Quite the shaft for Americans.
One example both are selling at around $66,500, so with today's exchange rate of 1.33, the Canadian car should be selling at around $89,000.
https://www.cars.com/vehicledetail/detail/746756487/overview/

https://www.autotrader.ca/a/audi/tt...owCpo&ncse=no&orup=1_17_17&pc=V5K 1A5&sprx=-1

I wonder if it would be worth it or legal for Americans to pick up a Canadian car???


----------



## Vegas-RoadsTTer (Mar 17, 2013)

*It's been discussed on several car forums*

Do a search. There are multiple issues. First, you will have to pay a 5% GST on any new vehicle sale, even if you don't live in Canada. Then the dealer has to give you all the necessary documents to prove it passes US, and maybe your state's, safety and emission requirements just to get through customs and then for state registration. Most manufacturers do their best to prevent cross-border shopping. When they find out this has happened, i.e. taking it to a US dealer for any service, the manufacturer financially penalizes the offending Canada dealer for the sale. Then you have financing issues.
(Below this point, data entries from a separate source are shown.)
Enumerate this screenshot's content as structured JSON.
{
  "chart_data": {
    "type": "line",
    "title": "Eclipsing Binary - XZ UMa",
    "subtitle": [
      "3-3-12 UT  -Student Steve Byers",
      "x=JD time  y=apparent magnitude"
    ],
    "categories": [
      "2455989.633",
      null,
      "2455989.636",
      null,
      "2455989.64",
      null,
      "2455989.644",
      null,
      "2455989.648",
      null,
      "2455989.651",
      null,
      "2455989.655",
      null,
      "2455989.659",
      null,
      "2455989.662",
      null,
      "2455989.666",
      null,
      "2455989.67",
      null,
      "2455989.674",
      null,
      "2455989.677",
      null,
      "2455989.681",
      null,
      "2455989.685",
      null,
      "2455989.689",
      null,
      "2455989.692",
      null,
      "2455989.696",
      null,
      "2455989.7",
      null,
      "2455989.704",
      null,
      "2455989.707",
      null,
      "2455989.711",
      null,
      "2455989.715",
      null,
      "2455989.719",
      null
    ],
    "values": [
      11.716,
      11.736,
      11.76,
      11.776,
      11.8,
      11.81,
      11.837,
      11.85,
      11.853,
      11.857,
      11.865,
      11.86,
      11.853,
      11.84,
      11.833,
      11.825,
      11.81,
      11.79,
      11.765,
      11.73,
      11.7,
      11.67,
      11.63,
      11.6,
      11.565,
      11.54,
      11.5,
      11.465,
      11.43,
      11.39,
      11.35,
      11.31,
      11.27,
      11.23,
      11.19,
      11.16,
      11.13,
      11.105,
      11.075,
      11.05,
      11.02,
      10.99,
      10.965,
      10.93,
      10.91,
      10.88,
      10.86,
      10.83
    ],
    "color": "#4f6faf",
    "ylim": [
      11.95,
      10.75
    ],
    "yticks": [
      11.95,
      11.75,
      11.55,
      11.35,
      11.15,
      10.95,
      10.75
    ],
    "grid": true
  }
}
Doubtful the dealer will finance someone in the US where it will be more difficult to get the owner if you default and they may not take your car in trade if it does not meet Canada requirements.

Bottom line is it is not illegal if you jump through the right hoops, but its nowhere as easy as calling up a US dealer for a quick internet sale. The manufacturer will likely hammer the selling dealership even though they did nothing illegal except maybe violate the terms of service of their dealership contract with the manufacturer.


----------